KPBB: Pemprov DKI harus tinjau regulasi pengendalian pencemaran udara

Foto : Emily Garcia - indocrowdfunding.com
Daftar Isi
  1. Regulasi Udara Jakarta Berusia 21 Tahun, KPBB Desak Pemprov DKI Lakukan Revisi Segera
  2. Related Reading
  3. Frequently Asked Questions

Regulasi Udara Jakarta Berusia 21 Tahun, KPBB Desak Pemprov DKI Lakukan Revisi Segera

Indocrowdfunding.com – KPBB – Pencemaran udara di ibu kota telah menjadi ancaman kesehatan yang tak lagi bisa diabaikan, namun instrumen hukum yang seharusnya menjadi tameng warga justru menua tanpa pembaruan. Peraturan Daerah Nomor 2 Tahun 2005 tentang pengendalian pencemaran udara di DKI Jakarta kini telah berjalan selama lebih dari dua dekade tanpa pernah sekali pun direvisi. Komite Penghapusan Bensin Bertimbel (KPBB) secara tegas meminta Pemerintah Provinsi DKI Jakarta untuk meninjau ulang regulasi tersebut, mengingat siklus normal reviu kebijakan publik hanya berkisar lima tahun.

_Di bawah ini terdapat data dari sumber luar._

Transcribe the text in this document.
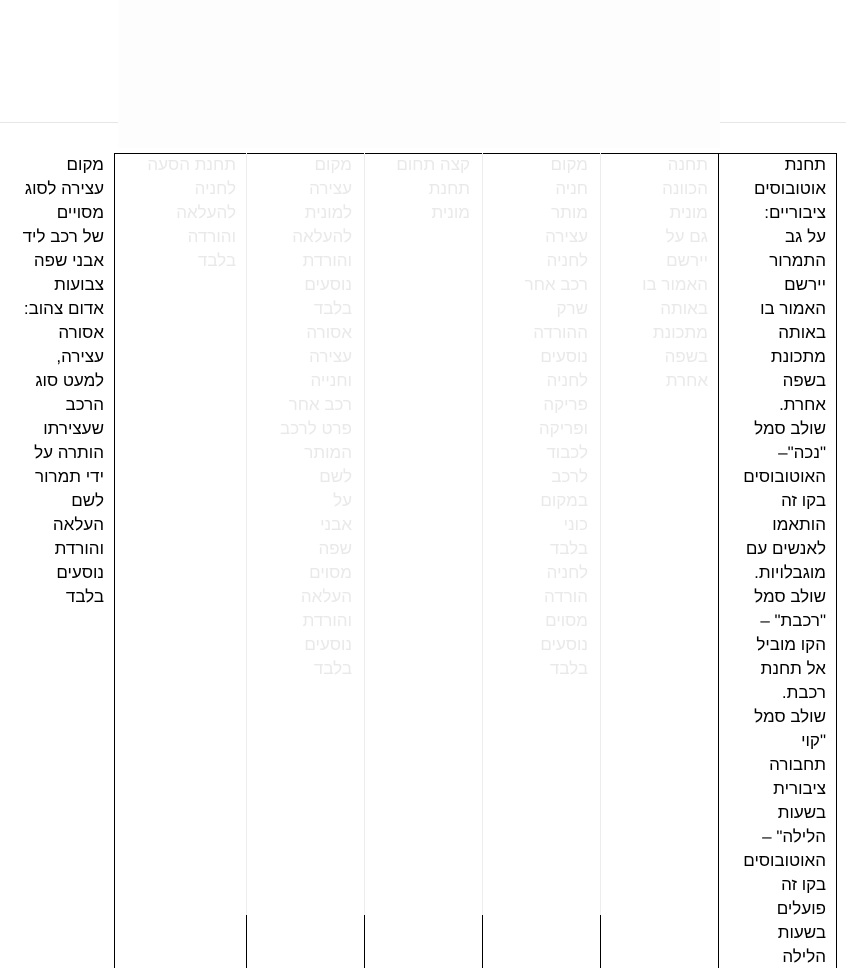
תחנת
אוטובוסים
ציבוריים:
על גב
התמרור
יירשם
האמור בו
באותה
מתכונת
בשפה
אחרת.
שולב סמל
"נכה"–
האוטובוסים
בקו זה
הותאמו
לאנשים עם
מוגבלויות.
שולב סמל
"רכבת" –
הקו מוביל
אל תחנת
רכבת.
שולב סמל
"קוי
תחבורה
ציבורית
בשעות
הלילה" –
האוטובוסים
בקו זה
פועלים
בשעות
הלילה
תחנה
הכוונה
מונית
גם על
יירשם
האמור בו
באותה
מתכונת
בשפה
אחרת
מקום
חניה
מותר
עצירה
לחניה
רכב אחר
שרק
ההורדה
נוסעים
לחניה
פריקה
ופריקה
לכבוד
לרכב
במקום
כוני
בלבד
לחניה
הורדה
מסוים
נוסעים
בלבד
קצה תחום
תחנת
מונית
מקום
עצירה
למונית
להעלאה
והורדת
נוסעים
בלבד
אסורה
עצירה
וחנייה
רכב אחר
פרט לרכב
המותר
לשם
על
אבני
שפה
מסוים
העלאה
והורדת
נוסעים
בלבד
תחנת הסעה
לחניה
להעלאה
והורדה
בלבד
מקום
עצירה לסוג
מסויים
של רכב ליד
אבני שפה
צבועות
אדום צהוב:
אסורה
עצירה,
למעט סוג
הרכב
שעצירתו
הותרה על
ידי תמרור
לשם
העלאה
והורדת
נוסעים
בלבד
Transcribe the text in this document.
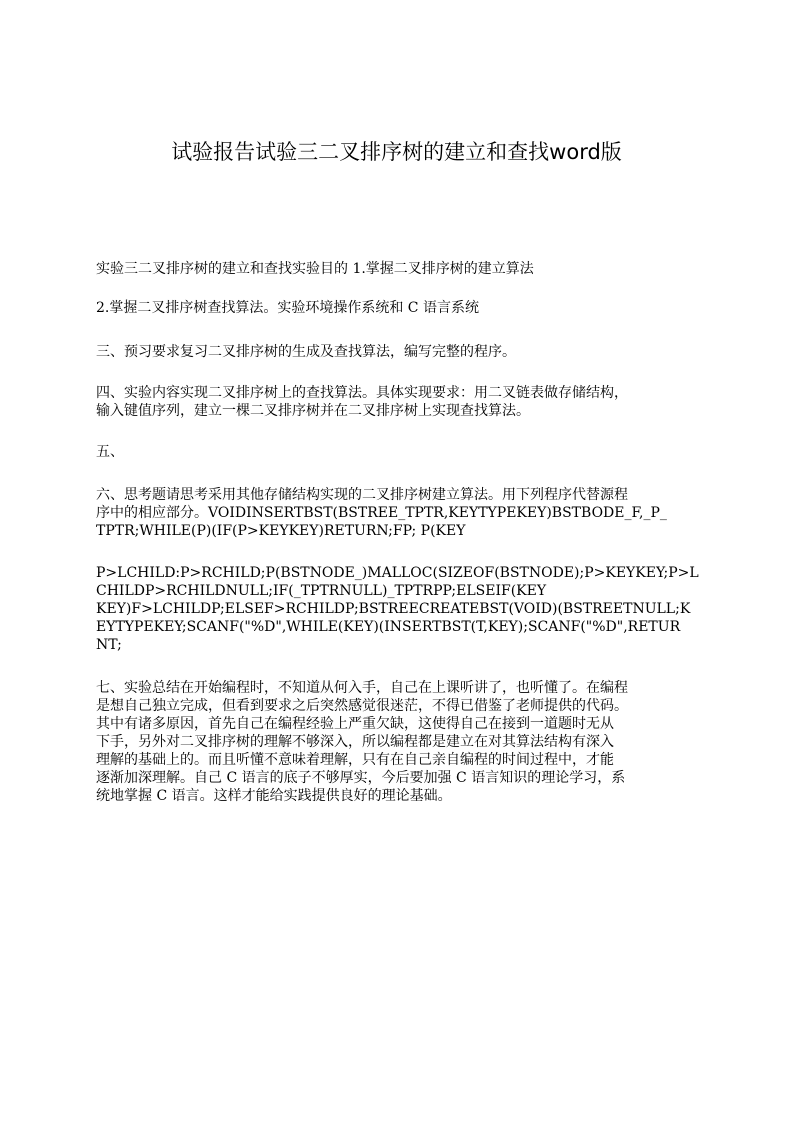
试验报告试验三二叉排序树的建立和查找word版

实验三二叉排序树的建立和查找实验目的 1.掌握二叉排序树的建立算法

2.掌握二叉排序树查找算法。实验环境操作系统和 C 语言系统

三、预习要求复习二叉排序树的生成及查找算法，编写完整的程序。

四、实验内容实现二叉排序树上的查找算法。具体实现要求：用二叉链表做存储结构，
输入键值序列，建立一棵二叉排序树并在二叉排序树上实现查找算法。

五、

六、思考题请思考采用其他存储结构实现的二叉排序树建立算法。用下列程序代替源程
序中的相应部分。VOIDINSERTBST(BSTREE_TPTR,KEYTYPEKEY)BSTBODE_F,_P_
TPTR;WHILE(P)(IF(P>KEYKEY)RETURN;FP; P(KEY

P>LCHILD:P>RCHILD;P(BSTNODE_)MALLOC(SIZEOF(BSTNODE);P>KEYKEY;P>L
CHILDP>RCHILDNULL;IF(_TPTRNULL)_TPTRPP;ELSEIF(KEY
KEY)F>LCHILDP;ELSEF>RCHILDP;BSTREECREATEBST(VOID)(BSTREETNULL;K
EYTYPEKEY;SCANF("%D",WHILE(KEY)(INSERTBST(T,KEY);SCANF("%D",RETUR
NT;

七、实验总结在开始编程时，不知道从何入手，自己在上课听讲了，也听懂了。在编程
是想自己独立完成，但看到要求之后突然感觉很迷茫，不得已借鉴了老师提供的代码。
其中有诸多原因，首先自己在编程经验上严重欠缺，这使得自己在接到一道题时无从
下手，另外对二叉排序树的理解不够深入，所以编程都是建立在对其算法结构有深入
理解的基础上的。而且听懂不意味着理解，只有在自己亲自编程的时间过程中，才能
逐渐加深理解。自己 C 语言的底子不够厚实，今后要加强 C 语言知识的理论学习，系
统地掌握 C 语言。这样才能给实践提供良好的理论基础。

Siklus Reviu yang Terabaikan

Ahmad Safrudin, Direktur Eksekutif KPBB, menyoroti ketimpangan antara usia regulasi dan standar tata kelola kebijakan yang berlaku. Dalam pernyataan resminya yang diterima di Jakarta pada Rabu, ia menegaskan bahwa Perda No 2/2005 sudah melampaui batas wajar tanpa pembaruan berarti.

“Normalnya reviu dan revisi regulasi adalah lima tahun. Namun, Perda No 2/2005 sudah lebih dari 21 tahun masih belum direviu apalagi direvisi.”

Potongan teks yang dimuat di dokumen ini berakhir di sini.